Despite that fluidity, clear rhythms emerge. Behun paired Kees van de Wal’s jagged wall-bound compositions with the billowing mobiles of Choun Vilayleck, whose suspended paper and wax forms drift through du Chalard’s airy gallery like slow-moving constellations. “Their sculptural qualities initially appealed to me, their nontraditional shapes and forms,” Behun says. “I love Choun’s mobiles—they feel like another life force in the room with me.” Contrast, meanwhile, arrives in the form of Bruno Dufourmantelle’s moody oil paintings of nature-inspired scenes, where depth and surface seem to collapse into one another.
Set inside a spacious ground-floor loft with cast-iron Corinthian columns and a soaring skylight, du Chalard’s gallery intentionally reads like a collector’s sanctuary—an apropos backdrop for this exchange. “The gallery’s domestic scale encouraged us to think of the show less as a display and more as an experience of inhabiting,” notes du Chalard, who unveiled her SoHo outpost last year to much anticipation following renovations by architects Keith Burns, Tess Walraven, and Nike Vogrinec. “Kelly leaned into this, placing works in ways that felt instinctive yet surprising. The staging underscores how these pieces might actually live with someone, while at the same time elevating them beyond the purely decorative.”

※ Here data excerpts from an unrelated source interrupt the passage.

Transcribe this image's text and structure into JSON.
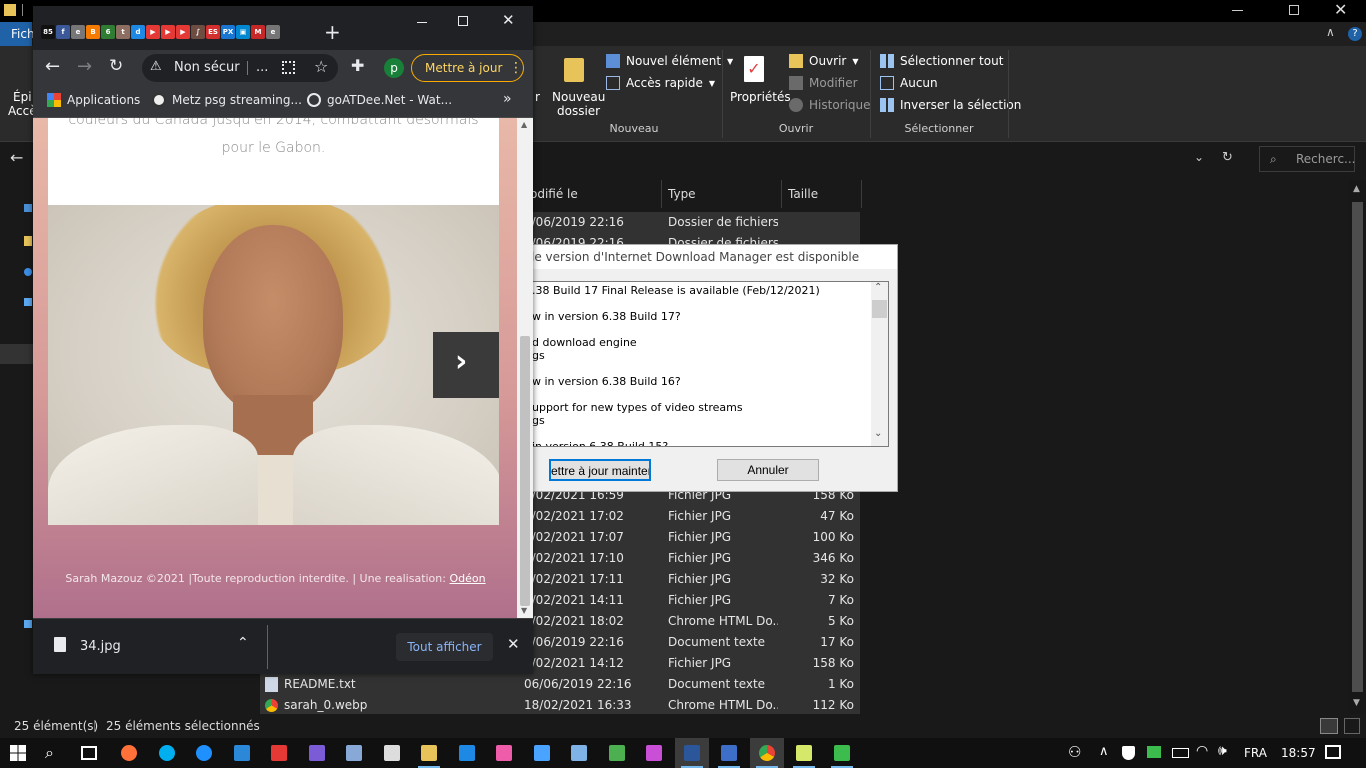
{
  "explorer": {
    "titlebar": {
      "menu_fichier": "Fich"
    },
    "ribbon": {
      "left_label_1": "Épi",
      "left_label_2": "Accè",
      "cut_label": "r",
      "nouveau_dossier": [
        "Nouveau",
        "dossier"
      ],
      "nouvel_element": "Nouvel élément",
      "acces_rapide": "Accès rapide",
      "group_nouveau": "Nouveau",
      "proprietes": "Propriétés",
      "ouvrir": "Ouvrir",
      "modifier": "Modifier",
      "historique": "Historique",
      "group_ouvrir": "Ouvrir",
      "selectionner_tout": "Sélectionner tout",
      "aucun": "Aucun",
      "inverser": "Inverser la sélection",
      "group_selectionner": "Sélectionner"
    },
    "search_placeholder": "Recherc...",
    "columns": {
      "date": "odifié le",
      "type": "Type",
      "size": "Taille"
    },
    "rows": [
      {
        "name": "",
        "date": "6/06/2019 22:16",
        "type": "Dossier de fichiers",
        "size": "",
        "sel": true
      },
      {
        "name": "",
        "date": "6/06/2019 22:16",
        "type": "Dossier de fichiers",
        "size": "",
        "sel": true
      },
      {
        "name": "",
        "date": "",
        "type": "",
        "size": "",
        "sel": true
      },
      {
        "name": "",
        "date": "",
        "type": "",
        "size": "",
        "sel": true
      },
      {
        "name": "",
        "date": "",
        "type": "",
        "size": "",
        "sel": true
      },
      {
        "name": "",
        "date": "",
        "type": "",
        "size": "",
        "sel": true
      },
      {
        "name": "",
        "date": "",
        "type": "",
        "size": "",
        "sel": true
      },
      {
        "name": "",
        "date": "",
        "type": "",
        "size": "",
        "sel": true
      },
      {
        "name": "",
        "date": "",
        "type": "",
        "size": "",
        "sel": true
      },
      {
        "name": "",
        "date": "",
        "type": "",
        "size": "",
        "sel": true
      },
      {
        "name": "",
        "date": "",
        "type": "",
        "size": "",
        "sel": true
      },
      {
        "name": "",
        "date": "",
        "type": "",
        "size": "",
        "sel": true
      },
      {
        "name": "",
        "date": "",
        "type": "",
        "size": "",
        "sel": true
      },
      {
        "name": "",
        "date": "8/02/2021 16:59",
        "type": "Fichier JPG",
        "size": "158 Ko",
        "sel": true
      },
      {
        "name": "",
        "date": "8/02/2021 17:02",
        "type": "Fichier JPG",
        "size": "47 Ko",
        "sel": true
      },
      {
        "name": "",
        "date": "8/02/2021 17:07",
        "type": "Fichier JPG",
        "size": "100 Ko",
        "sel": true
      },
      {
        "name": "",
        "date": "8/02/2021 17:10",
        "type": "Fichier JPG",
        "size": "346 Ko",
        "sel": true
      },
      {
        "name": "",
        "date": "8/02/2021 17:11",
        "type": "Fichier JPG",
        "size": "32 Ko",
        "sel": true
      },
      {
        "name": "",
        "date": "8/02/2021 14:11",
        "type": "Fichier JPG",
        "size": "7 Ko",
        "sel": true
      },
      {
        "name": "",
        "date": "8/02/2021 18:02",
        "type": "Chrome HTML Do...",
        "size": "5 Ko",
        "sel": true
      },
      {
        "name": "",
        "date": "6/06/2019 22:16",
        "type": "Document texte",
        "size": "17 Ko",
        "sel": true
      },
      {
        "name": "",
        "date": "8/02/2021 14:12",
        "type": "Fichier JPG",
        "size": "158 Ko",
        "sel": true
      },
      {
        "name": "README.txt",
        "date": "06/06/2019 22:16",
        "type": "Document texte",
        "size": "1 Ko",
        "sel": true
      },
      {
        "name": "sarah_0.webp",
        "date": "18/02/2021 16:33",
        "type": "Chrome HTML Do...",
        "size": "112 Ko",
        "sel": true
      }
    ],
    "status": {
      "count": "25 élément(s)",
      "selected": "25 éléments sélectionnés"
    }
  },
  "idm": {
    "title": "le version d'Internet Download Manager est disponible",
    "lines": [
      ".38 Build 17 Final Release is available (Feb/12/2021)",
      "w in version 6.38 Build 17?",
      "d download engine",
      "gs",
      "w in version 6.38 Build 16?",
      "upport for new types of video streams",
      "gs",
      "in version 6.38 Build 15?"
    ],
    "btn_update": "ettre à jour maintena",
    "btn_cancel": "Annuler"
  },
  "chrome": {
    "toolbar": {
      "security_label": "Non sécur",
      "ellipsis": "...",
      "update_label": "Mettre à jour",
      "profile_letter": "p"
    },
    "bookmarks": [
      {
        "label": "Applications"
      },
      {
        "label": "Metz psg streaming..."
      },
      {
        "label": "goATDee.Net - Wat..."
      }
    ],
    "page": {
      "text_line_1": "couleurs du Canada jusqu'en 2014, combattant désormais",
      "text_line_2": "pour le Gabon.",
      "footer_text": "Sarah Mazouz ©2021 |Toute reproduction interdite.  |  Une realisation: ",
      "footer_link": "Odéon"
    },
    "downloads": {
      "file": "34.jpg",
      "show_all": "Tout afficher"
    }
  },
  "taskbar": {
    "lang": "FRA",
    "time": "18:57"
  },
  "colors": {
    "accent": "#76b9ed",
    "chrome_update": "#fdd663",
    "page_gradient_top": "#e8b8a8",
    "page_gradient_bottom": "#b0708c"
  }
}
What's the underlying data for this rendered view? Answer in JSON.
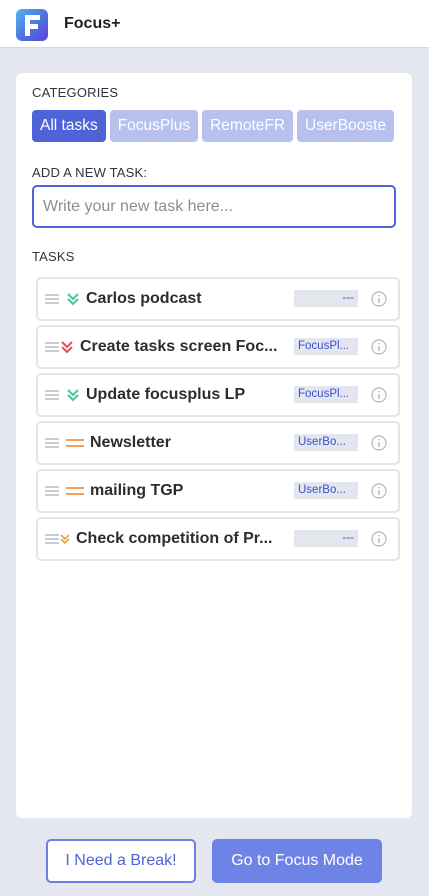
{
  "app": {
    "title": "Focus+",
    "logo_letter": "F"
  },
  "categories": {
    "label": "CATEGORIES",
    "items": [
      "All tasks",
      "FocusPlus",
      "RemoteFR",
      "UserBooste"
    ],
    "active": "All tasks"
  },
  "new_task": {
    "label": "ADD A NEW TASK:",
    "placeholder": "Write your new task here...",
    "value": ""
  },
  "tasks": {
    "label": "TASKS",
    "items": [
      {
        "name": "Carlos podcast",
        "priority": "low",
        "tag": "---"
      },
      {
        "name": "Create tasks screen Foc...",
        "priority": "high",
        "tag": "FocusPl..."
      },
      {
        "name": "Update focusplus LP",
        "priority": "low",
        "tag": "FocusPl..."
      },
      {
        "name": "Newsletter",
        "priority": "medium",
        "tag": "UserBo..."
      },
      {
        "name": "mailing TGP",
        "priority": "medium",
        "tag": "UserBo..."
      },
      {
        "name": "Check competition of Pr...",
        "priority": "lowest",
        "tag": "---"
      }
    ]
  },
  "buttons": {
    "break_label": "I Need a Break!",
    "focus_label": "Go to Focus Mode"
  },
  "colors": {
    "accent": "#4e63d8",
    "accent_light": "#b8c1ee",
    "priority_low": "#3ec7a5",
    "priority_high": "#e0525a",
    "priority_medium": "#f0a05a",
    "priority_lowest": "#e9a23b"
  },
  "icons": {
    "logo": "focus-plus-logo",
    "drag": "drag-handle-icon",
    "info": "info-icon",
    "low": "double-chevron-down-icon",
    "high": "double-chevron-down-icon",
    "medium": "equals-icon",
    "lowest": "double-chevron-down-icon"
  }
}
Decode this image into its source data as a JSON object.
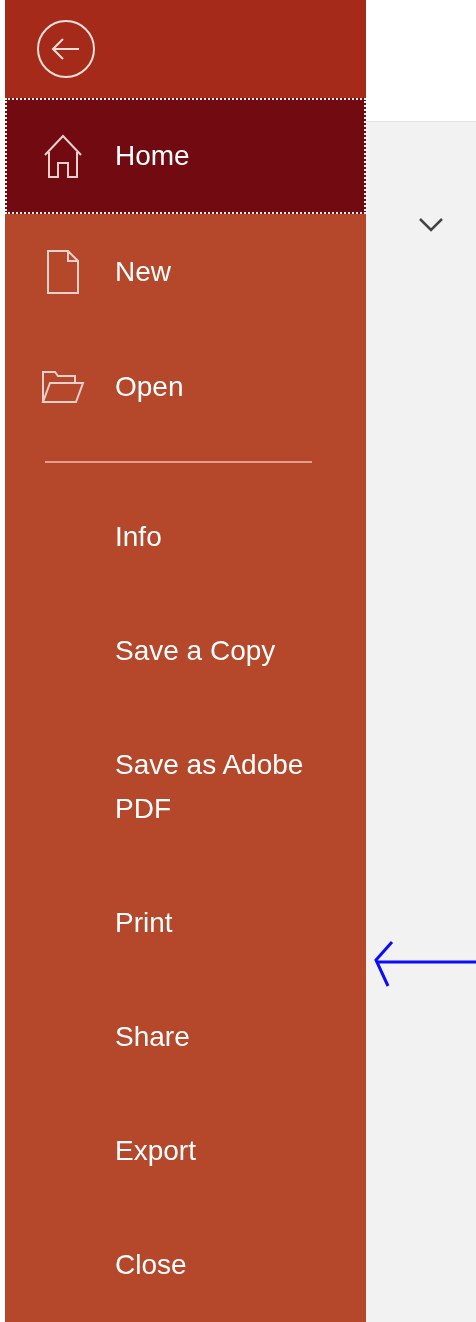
{
  "sidebar": {
    "primary_items": [
      {
        "label": "Home",
        "selected": true
      },
      {
        "label": "New",
        "selected": false
      },
      {
        "label": "Open",
        "selected": false
      }
    ],
    "secondary_items": [
      {
        "label": "Info",
        "selected": false
      },
      {
        "label": "Save a Copy",
        "selected": false
      },
      {
        "label": "Save as Adobe PDF",
        "selected": false
      },
      {
        "label": "Print",
        "selected": false
      },
      {
        "label": "Share",
        "selected": false
      },
      {
        "label": "Export",
        "selected": false
      },
      {
        "label": "Close",
        "selected": false
      }
    ]
  }
}
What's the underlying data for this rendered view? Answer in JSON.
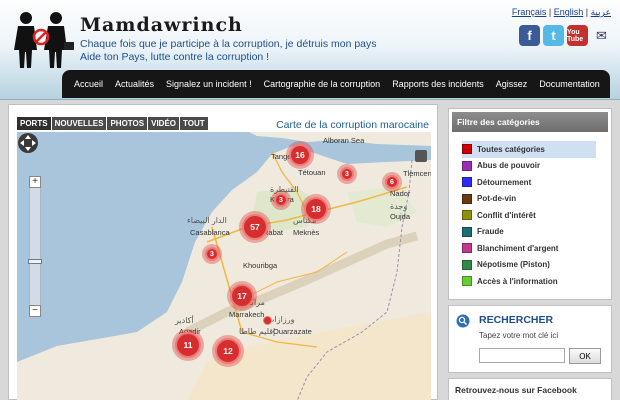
{
  "site": {
    "name": "Mamdawrinch",
    "tagline_1": "Chaque fois que je participe à la corruption, je détruis mon pays",
    "tagline_2": "Aide ton Pays, lutte contre la corruption !"
  },
  "languages": {
    "fr": "Français",
    "sep1": " | ",
    "en": "English",
    "sep2": " | ",
    "ar": "عربية"
  },
  "social": {
    "facebook": "f",
    "twitter": "t",
    "youtube": "You Tube",
    "rss": "✉"
  },
  "nav": {
    "items": [
      "Accueil",
      "Actualités",
      "Signalez un incident !",
      "Cartographie de la corruption",
      "Rapports des incidents",
      "Agissez",
      "Documentation"
    ]
  },
  "map_panel": {
    "tabs": [
      "PORTS",
      "NOUVELLES",
      "PHOTOS",
      "VIDÉO",
      "TOUT"
    ],
    "title": "Carte de la corruption marocaine",
    "markers": [
      {
        "count": "16"
      },
      {
        "count": "3"
      },
      {
        "count": "6"
      },
      {
        "count": "3"
      },
      {
        "count": "18"
      },
      {
        "count": "57"
      },
      {
        "count": "3"
      },
      {
        "count": "17"
      },
      {
        "count": "11"
      },
      {
        "count": "12"
      },
      {
        "count": ""
      }
    ],
    "cities": {
      "alboran": "Alboran Sea",
      "tanger": "Tanger",
      "tetouan": "Tétouan",
      "tlemcen": "Tlemcen",
      "kenitra_ar": "القنيطرة",
      "kenitra": "Kénitra",
      "casablanca_ar": "الدار البيضاء",
      "casablanca": "Casablanca",
      "rabat": "Rabat",
      "meknes_ar": "مكناس",
      "meknes": "Meknès",
      "nador": "Nador",
      "oujda_ar": "وجدة",
      "oujda": "Oujda",
      "khouribga": "Khouribga",
      "marrakech_ar": "مراكش",
      "marrakech": "Marrakech",
      "agadir_ar": "أكادير",
      "agadir": "Agadir",
      "ouarzazate_ar": "ورزازات",
      "ouarzazate": "Ouarzazate",
      "guelmim": "إقليم طاطا"
    },
    "pan_label": "✥",
    "zoom_in": "+",
    "zoom_out": "−"
  },
  "categories": {
    "header": "Filtre des catégories",
    "items": [
      {
        "label": "Toutes catégories",
        "color": "#cc0000"
      },
      {
        "label": "Abus de pouvoir",
        "color": "#9b2db5"
      },
      {
        "label": "Détournement",
        "color": "#2d2df0"
      },
      {
        "label": "Pot-de-vin",
        "color": "#6b3a10"
      },
      {
        "label": "Conflit d'intérêt",
        "color": "#8e8e10"
      },
      {
        "label": "Fraude",
        "color": "#1d6e6e"
      },
      {
        "label": "Blanchiment d'argent",
        "color": "#c03a8a"
      },
      {
        "label": "Népotisme (Piston)",
        "color": "#2f8a4a"
      },
      {
        "label": "Accès à l'information",
        "color": "#66cc33"
      }
    ]
  },
  "search": {
    "title": "RECHERCHER",
    "hint": "Tapez votre mot clé ici",
    "input_value": "",
    "button": "OK"
  },
  "facebook_panel": {
    "title": "Retrouvez-nous sur Facebook"
  }
}
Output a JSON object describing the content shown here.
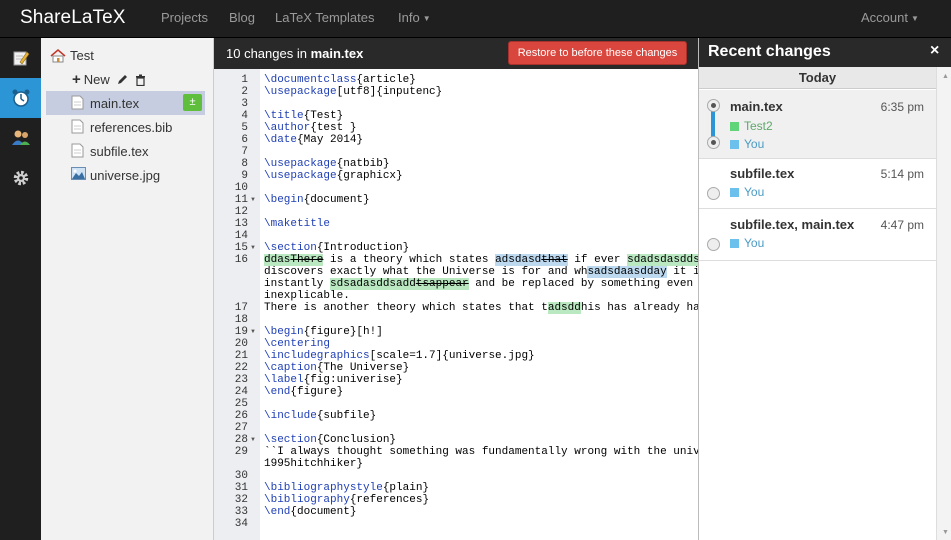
{
  "topbar": {
    "brand": "ShareLaTeX",
    "nav": [
      "Projects",
      "Blog",
      "LaTeX Templates",
      "Info"
    ],
    "account": "Account",
    "bg_color": "#1f1f1f"
  },
  "leftbar": {
    "icons": [
      "edit-icon",
      "history-icon",
      "users-icon",
      "settings-icon"
    ],
    "active_color": "#2b95d6"
  },
  "filetree": {
    "root": "Test",
    "new_label": "New",
    "files": [
      {
        "name": "main.tex",
        "icon": "file-icon",
        "selected": true
      },
      {
        "name": "references.bib",
        "icon": "file-icon"
      },
      {
        "name": "subfile.tex",
        "icon": "file-icon"
      },
      {
        "name": "universe.jpg",
        "icon": "image-icon"
      }
    ],
    "badge": "±"
  },
  "diff": {
    "count_text": "10 changes in",
    "file": "main.tex",
    "restore_button": "Restore to before these changes",
    "line_numbers": [
      "1",
      "2",
      "3",
      "4",
      "5",
      "6",
      "7",
      "8",
      "9",
      "10",
      "11",
      "12",
      "13",
      "14",
      "15",
      "16",
      "",
      "",
      "",
      "17",
      "18",
      "19",
      "20",
      "21",
      "22",
      "23",
      "24",
      "25",
      "26",
      "27",
      "28",
      "29",
      "",
      "30",
      "31",
      "32",
      "33",
      "34"
    ]
  },
  "recent": {
    "title": "Recent changes",
    "close": "×",
    "day": "Today",
    "entries": [
      {
        "files": "main.tex",
        "time": "6:35 pm",
        "users": [
          {
            "name": "Test2",
            "color": "#5fd478"
          },
          {
            "name": "You",
            "color": "#6cc1ec"
          }
        ]
      },
      {
        "files": "subfile.tex",
        "time": "5:14 pm",
        "users": [
          {
            "name": "You",
            "color": "#6cc1ec"
          }
        ]
      },
      {
        "files": "subfile.tex, main.tex",
        "time": "4:47 pm",
        "users": [
          {
            "name": "You",
            "color": "#6cc1ec"
          }
        ]
      }
    ]
  }
}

The works are unapologetically expressive. Natalia Jaime Cortez’s towering installation of ink-saturated paper strips sways softly on eight fulcrums. Ramon Enrich’s color-saturated canvases depict softened buildings dissolving into dreamlike horizons, bringing quiet geometry to the exhibition’s emotive terrain. Elsewhere, Bonnie Colin’s canvases shimmer with ponds and lilypads bathed in dusky light, while Dominique Mercadal’s textured ceramics oscillate between burnished sheen and rough-hewn stone, grounding the installation with elemental weight. “What excites me is the unapologetic individuality of each work,” du Chalard says. “None of them are shy—they assert their presence, but when brought together they create a chorus rather than a clash. There’s a rhythm of textures, scales, and colors that makes the exhibition feel alive.”
That vitality mirrors Behun’s overarching belief that rooms and homes, like collections, should evolve with the people who inhabit them. “I have long held that the dialogue between art and design is instrumental to making your interiors feel alive, feel connected, and in a very real sense, exist in an ongoing and evolving conversation with you.”
Though Behun’s curatorial role is temporary, the imprint of her choices will reverberate through future editions of “Assemblage,” whose future editions will delve even deeper into the interplay between art and design. Every pairing in “Against Type”—no matter how improbable—pulses with feeling and intention. “With Amelie, in so many respects, I’ve found a kindred soul,” Behun reflects. “I was blown away by her understanding of how to juxtapose art and design. It’s inspiring to see the dialogues she allows to take place between objects.”
“Assemblage: Against Type” will be on view at Amelie, Maison d’Art (85 Mercer Street, New York) until September 27.